Question

Two particles start moving from the same position on a circle of radius $20cm$ with speed $40\pi m{{s}^{-1}}$ and $36\pi m{{s}^{-1}}$ respectively in the same direction. Calculate the time after which the particles will meet again.

Answer 1

Hint: The relative velocity of the particle should be found out first. Then the distance of the circumference covered with this relative velocity should be found out. Calculate the time taken from this by rearranging the equation. These all may help you to solve this question.

Complete answer:
It is mentioned in the question that the two particles start from the same position.
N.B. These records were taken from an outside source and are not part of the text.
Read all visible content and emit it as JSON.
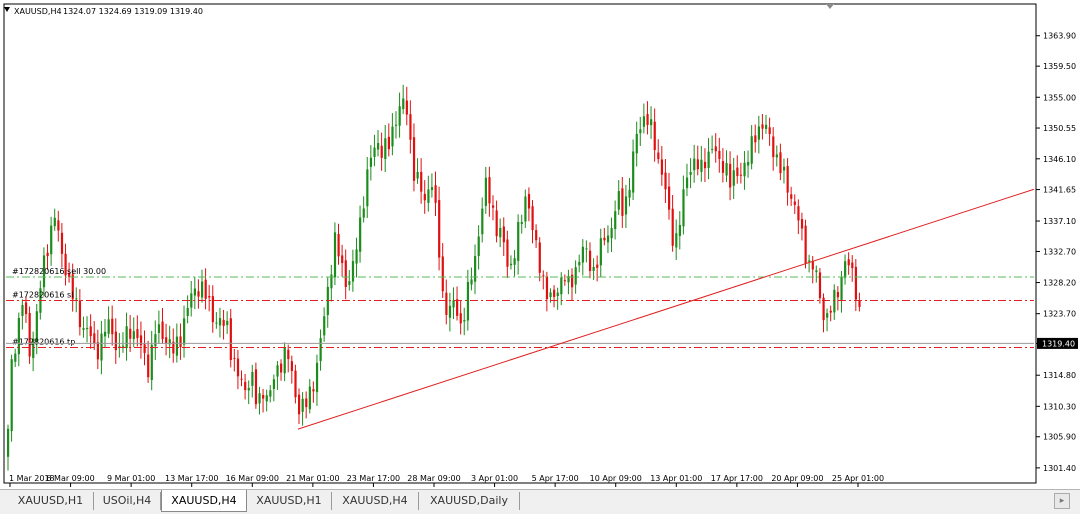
{
  "header": {
    "symbol": "XAUUSD,H4",
    "ohlc": "1324.07 1324.69 1319.09 1319.40"
  },
  "chart_data": {
    "type": "candlestick",
    "symbol": "XAUUSD",
    "timeframe": "H4",
    "y_range": [
      1299.5,
      1368.2
    ],
    "y_ticks": [
      "1363.90",
      "1359.50",
      "1355.00",
      "1350.55",
      "1346.10",
      "1341.65",
      "1337.10",
      "1332.70",
      "1328.20",
      "1323.70",
      "1319.40",
      "1314.80",
      "1310.30",
      "1305.90",
      "1301.40"
    ],
    "x_ticks": [
      "1 Mar 2018",
      "6 Mar 09:00",
      "9 Mar 01:00",
      "13 Mar 17:00",
      "16 Mar 09:00",
      "21 Mar 01:00",
      "23 Mar 17:00",
      "28 Mar 09:00",
      "3 Apr 01:00",
      "5 Apr 17:00",
      "10 Apr 09:00",
      "13 Apr 01:00",
      "17 Apr 17:00",
      "20 Apr 09:00",
      "25 Apr 01:00"
    ],
    "current_price": "1319.40",
    "up_color": "#1c8c1c",
    "down_color": "#e01010",
    "order_lines": [
      {
        "label": "#172820616 sell 30.00",
        "price": 1329.0,
        "color": "#55bb55"
      },
      {
        "label": "#172820616 sl",
        "price": 1325.6,
        "color": "#e02020"
      },
      {
        "label": "#172820616 tp",
        "price": 1318.8,
        "color": "#e02020"
      }
    ],
    "trendline": {
      "from": {
        "time": "16 Mar 2018",
        "price": 1307.0
      },
      "to": {
        "time": "26 Apr 2018",
        "price": 1341.7
      },
      "color": "#e02020"
    },
    "price_path": [
      [
        0,
        1303
      ],
      [
        4,
        1316
      ],
      [
        10,
        1321
      ],
      [
        16,
        1326
      ],
      [
        22,
        1318
      ],
      [
        28,
        1322
      ],
      [
        36,
        1330
      ],
      [
        42,
        1335
      ],
      [
        48,
        1338
      ],
      [
        53,
        1333
      ],
      [
        58,
        1331
      ],
      [
        64,
        1327
      ],
      [
        70,
        1324
      ],
      [
        76,
        1322
      ],
      [
        82,
        1321
      ],
      [
        88,
        1318
      ],
      [
        94,
        1320
      ],
      [
        100,
        1322
      ],
      [
        106,
        1321
      ],
      [
        112,
        1318
      ],
      [
        118,
        1320
      ],
      [
        124,
        1322
      ],
      [
        130,
        1320
      ],
      [
        136,
        1318
      ],
      [
        142,
        1316
      ],
      [
        148,
        1321
      ],
      [
        155,
        1321
      ],
      [
        160,
        1320
      ],
      [
        166,
        1318
      ],
      [
        172,
        1320
      ],
      [
        178,
        1323
      ],
      [
        184,
        1326
      ],
      [
        190,
        1328
      ],
      [
        196,
        1327
      ],
      [
        202,
        1325
      ],
      [
        208,
        1323
      ],
      [
        214,
        1322
      ],
      [
        220,
        1322
      ],
      [
        226,
        1317
      ],
      [
        232,
        1314
      ],
      [
        238,
        1313
      ],
      [
        244,
        1315
      ],
      [
        250,
        1310
      ],
      [
        256,
        1313
      ],
      [
        262,
        1311
      ],
      [
        268,
        1315
      ],
      [
        274,
        1317
      ],
      [
        280,
        1318
      ],
      [
        286,
        1314
      ],
      [
        292,
        1310
      ],
      [
        298,
        1310
      ],
      [
        304,
        1313
      ],
      [
        310,
        1316
      ],
      [
        316,
        1322
      ],
      [
        322,
        1329
      ],
      [
        328,
        1334
      ],
      [
        334,
        1331
      ],
      [
        340,
        1328
      ],
      [
        346,
        1330
      ],
      [
        352,
        1336
      ],
      [
        358,
        1342
      ],
      [
        364,
        1346
      ],
      [
        370,
        1349
      ],
      [
        376,
        1347
      ],
      [
        382,
        1348
      ],
      [
        388,
        1352
      ],
      [
        394,
        1354
      ],
      [
        400,
        1353
      ],
      [
        406,
        1345
      ],
      [
        412,
        1342
      ],
      [
        418,
        1340
      ],
      [
        424,
        1344
      ],
      [
        430,
        1336
      ],
      [
        436,
        1326
      ],
      [
        442,
        1324
      ],
      [
        448,
        1325
      ],
      [
        454,
        1322
      ],
      [
        460,
        1326
      ],
      [
        466,
        1330
      ],
      [
        472,
        1336
      ],
      [
        478,
        1342
      ],
      [
        484,
        1340
      ],
      [
        490,
        1336
      ],
      [
        496,
        1334
      ],
      [
        502,
        1330
      ],
      [
        508,
        1333
      ],
      [
        514,
        1337
      ],
      [
        520,
        1342
      ],
      [
        526,
        1335
      ],
      [
        532,
        1331
      ],
      [
        538,
        1328
      ],
      [
        544,
        1325
      ],
      [
        550,
        1327
      ],
      [
        556,
        1330
      ],
      [
        562,
        1327
      ],
      [
        568,
        1330
      ],
      [
        574,
        1333
      ],
      [
        580,
        1332
      ],
      [
        586,
        1330
      ],
      [
        592,
        1332
      ],
      [
        598,
        1335
      ],
      [
        604,
        1336
      ],
      [
        610,
        1340
      ],
      [
        616,
        1339
      ],
      [
        622,
        1342
      ],
      [
        628,
        1348
      ],
      [
        634,
        1352
      ],
      [
        640,
        1352
      ],
      [
        646,
        1349
      ],
      [
        652,
        1346
      ],
      [
        658,
        1342
      ],
      [
        664,
        1335
      ],
      [
        670,
        1335
      ],
      [
        676,
        1340
      ],
      [
        682,
        1345
      ],
      [
        688,
        1346
      ],
      [
        694,
        1344
      ],
      [
        700,
        1347
      ],
      [
        706,
        1348
      ],
      [
        712,
        1345
      ],
      [
        718,
        1346
      ],
      [
        724,
        1342
      ],
      [
        730,
        1344
      ],
      [
        736,
        1345
      ],
      [
        742,
        1346
      ],
      [
        748,
        1350
      ],
      [
        754,
        1351
      ],
      [
        760,
        1350
      ],
      [
        766,
        1348
      ],
      [
        772,
        1345
      ],
      [
        778,
        1343
      ],
      [
        784,
        1341
      ],
      [
        790,
        1338
      ],
      [
        796,
        1334
      ],
      [
        802,
        1331
      ],
      [
        808,
        1330
      ],
      [
        814,
        1325
      ],
      [
        820,
        1323
      ],
      [
        826,
        1325
      ],
      [
        832,
        1328
      ],
      [
        838,
        1331
      ],
      [
        844,
        1330
      ],
      [
        850,
        1327
      ],
      [
        856,
        1319.4
      ]
    ]
  },
  "tabs": [
    {
      "label": "XAUUSD,H1",
      "active": false
    },
    {
      "label": "USOil,H4",
      "active": false
    },
    {
      "label": "XAUUSD,H4",
      "active": true
    },
    {
      "label": "XAUUSD,H1",
      "active": false
    },
    {
      "label": "XAUUSD,H4",
      "active": false
    },
    {
      "label": "XAUUSD,Daily",
      "active": false
    }
  ]
}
The radius of this circular path will be given as,
$r=20cm$

The speed of the travel will be given as,
$\begin{align}
  & {{s}_{1}}=40\pi m{{s}^{-1}} \\
 & {{s}_{2}}=36\pi m{{s}^{-1}} \\
\end{align}$
From this the relative velocity of the first particle with respect to the slow particle will be written as,
$\begin{align}
  & {{v}_{r}}=\left( 40\pi -36\pi \right)m{{s}^{-1}} \\
 & \Rightarrow {{v}_{r}}=4\pi m{{s}^{-1}} \\
\end{align}$
The relative velocity will be the ratio of the distance of the circular path taken to the time taken for the travel.
${{v}_{r}}=\dfrac{c}{T}$
Where $c$ be the circumference of the circular path traversed and $T$ will be the time at which the particle will meet again.
The circumference of the distance covered with this relative velocity will be given as,
$c=2\pi R$
Substituting this in the equation will give,
$4\pi =\dfrac{2\pi R}{T}$
Rearranging this equation will give,
$T=\dfrac{2\pi R}{4\pi }=\dfrac{R}{2}$
Substituting the value of the radius in it will give,
$T=\dfrac{20\times {{10}^{-2}}}{2}=10\times {{10}^{-2}}=\dfrac{1}{10}s$
Therefore after $\dfrac{1}{10}s$ the particles will meet again.

Note:
The relative velocity is defined as the difference in the velocity of the body with respect to another body in any other frame of reference. Maybe the other object will be in rest or in a moving frame. It is the vector difference between the velocities of two bodies. In one dimension, if the objects are moving in a parallel direction, then the relative velocity will be the sum of both the velocities. If they are antiparallel then their difference in velocity will be the relative velocity.